EL
PEOR ANIMAL
Dicen que los niños siempre lloran. Él no, él aprendió desde
muy pequeño que llorar no servía de nada. Se pasaba los días pensando en cómo y
cuándo salir de ese mundo frío, de los gritos y los golpes consecutivos. Su
espalda conocía bien la vara de su madrastra. No necesitaba razones para
usarla, a veces era un plato mal puesto. Otras, simplemente, el silencio de
Marcos le molestaba. El niño a veces contaba los latigazos. Otras, solo cerraba
los ojos y esperaba que terminara.
A Marcos le encantaba observar las ramas de los árboles
moviéndose y los animales corriendo. Viéndolos no se sentía tan solo.

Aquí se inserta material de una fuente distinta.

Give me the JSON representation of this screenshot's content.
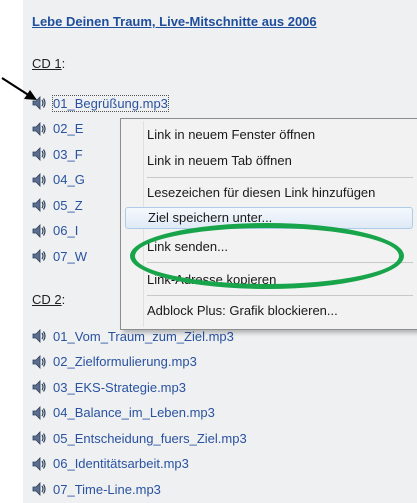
{
  "page": {
    "title": "Lebe Deinen Traum, Live-Mitschnitte aus 2006",
    "cd1_heading": "CD 1",
    "cd2_heading": "CD 2",
    "heading_suffix": ":"
  },
  "cd1_tracks": [
    "01_Begrüßung.mp3",
    "02_E",
    "03_F",
    "04_G",
    "05_Z",
    "06_I",
    "07_W"
  ],
  "cd2_tracks": [
    "01_Vom_Traum_zum_Ziel.mp3",
    "02_Zielformulierung.mp3",
    "03_EKS-Strategie.mp3",
    "04_Balance_im_Leben.mp3",
    "05_Entscheidung_fuers_Ziel.mp3",
    "06_Identitätsarbeit.mp3",
    "07_Time-Line.mp3"
  ],
  "context_menu": {
    "items": [
      "Link in neuem Fenster öffnen",
      "Link in neuem Tab öffnen",
      "Lesezeichen für diesen Link hinzufügen",
      "Ziel speichern unter...",
      "Link senden...",
      "Link-Adresse kopieren",
      "Adblock Plus: Grafik blockieren..."
    ],
    "highlighted_item": "Ziel speichern unter..."
  },
  "colors": {
    "link": "#2a52a0",
    "highlight_ellipse": "#18a44a"
  },
  "icons": {
    "track": "speaker-icon",
    "pointer": "arrow-icon"
  }
}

Su padre era un hombre de pocas palabras. Una tarde, sin
explicaciones, tomó su mano y lo llevó hasta la puerta de una casa que no
conocía. No hubo despedida, solo monedas en una mano. “Quédate con él”, oyó
decir a su padre. Marcos sintió la mano del extraño tomar su muñeca y comprendió
que no volvería a casa. Pero Marcos no lloró, solo quedó el vacío, y en algún
rincón dentro de él, un pequeño alivio.
El hombre con el que vivía era parecido a su padre, ya que
no hablaba mucho. Pero Marcos estaba acostumbrado, así que no se quejó ni un
día. Por lo menos él no le pegaba. Vivía aislado y por fin pudo disfrutar
jugando con los animales. De hecho, Marcos era feliz. Era muy feliz hasta que
pasaron días sin que el hombre se despertara. Marcos esperó a que lo hiciera, a
que dijera algo, pero no lo hizo.
El silencio pesaba más de lo normal. Antes, por lo menos
durante un tiempo, siempre había alguien cerca. No alguien que le hablara o
abrazara mucho, pero alguien. Ahora solo estaba él, y el mundo es muy grande
para un niño solo.
Por un momento pensó en regresar al pueblo. Pero ¿y si su
padre lo veía? ¿y si tenía que volver con su madrastra? No podía arriesgarse,
ese nunca había sido su hogar. Desde siempre, el
bosque había estado ahí. Lo veía cada día cuando pastoreaba y lo oía cada noche
antes de dormir. Nunca le había dado miedo, aunque todos decían que era un
lugar peligroso. Pero el pueblo le había hecho daño. El bosque, nunca. Caminó
sin mirar atrás. El bosque no estaba vacío. Lo sabía. Lo había sentido
antes, esas sombras entre los árboles, esos ojos que brillaban en la oscuridad,
no los veía como una amenaza, sino como una presencia protectora, como
si el bosque mismo lo estuviera observando y cuidando. No sabía dónde dormiría, no sabía qué comería.
Pero algo dentro de él le decía que ahí, entre los árboles, encontraría lo que
necesitaba. O quizás, ellos lo encontrarían a él.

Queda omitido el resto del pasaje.